The Conservative party acted illegally when it collected data on the ethnic backgrounds of 10 million voters before the 2019 general election, the information commissioner has told a committee of MPs.

However, Elizabeth Denham insisted there had been no need to issue an enforcement notice against the party, as it had voluntarily deleted the data it held after a “recommendation” from her office.

Answering questions at a digital, culture, media and sport select committee meeting on Tuesday morning, Denham said that the Conservatives’ collection of estimated data on voters’ ethnic origin, religion, and country of birth had no legal basis.

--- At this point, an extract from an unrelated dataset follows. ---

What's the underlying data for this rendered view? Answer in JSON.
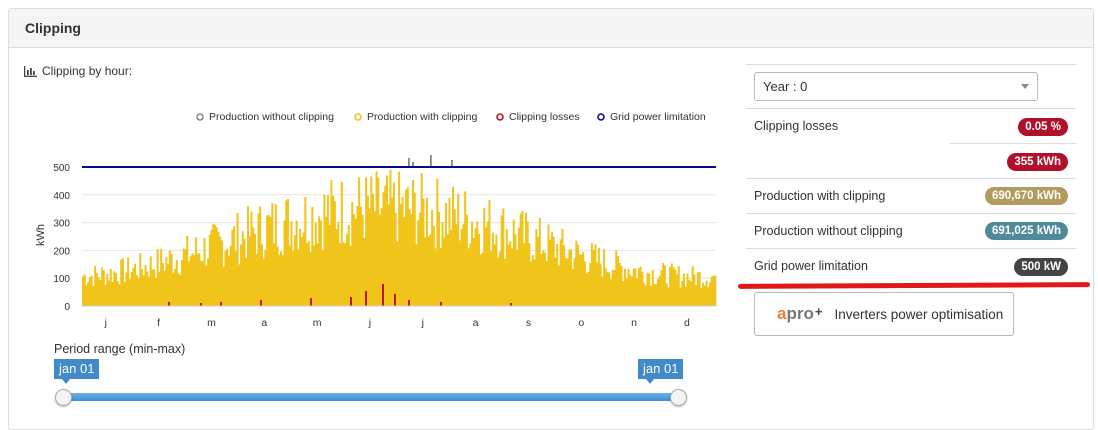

“We made the recommendation that they destroy the data because they didn’t have a legal basis to collect it,” she said, adding, under sustained questioning from the SNP MP John Nicolson: “It was illegal to collect the ethnicity data.”

The breach was first highlighted in November in a report by the Information Commissioner’s Office (ICO), assessing political parties’ compliance with data protection laws. It reported that the Conservatives had purchased so-called estimated onomastic data – which attempts to identify individuals’ ethnic origin, religion, country of birth and other characteristics, based on their first and last names – and appended it to the records of 10 million people.

The Conservative party has a history of the controversial use of such data. In 2016, Zac Goldsmith’s Conservative party campaign for London mayor was accused of trying to exploit anti-Muslim sentiment among Hindu, Sikh and Tamil voters as he competed for votes with Labour’s Sadiq Khan, which Goldsmith denied.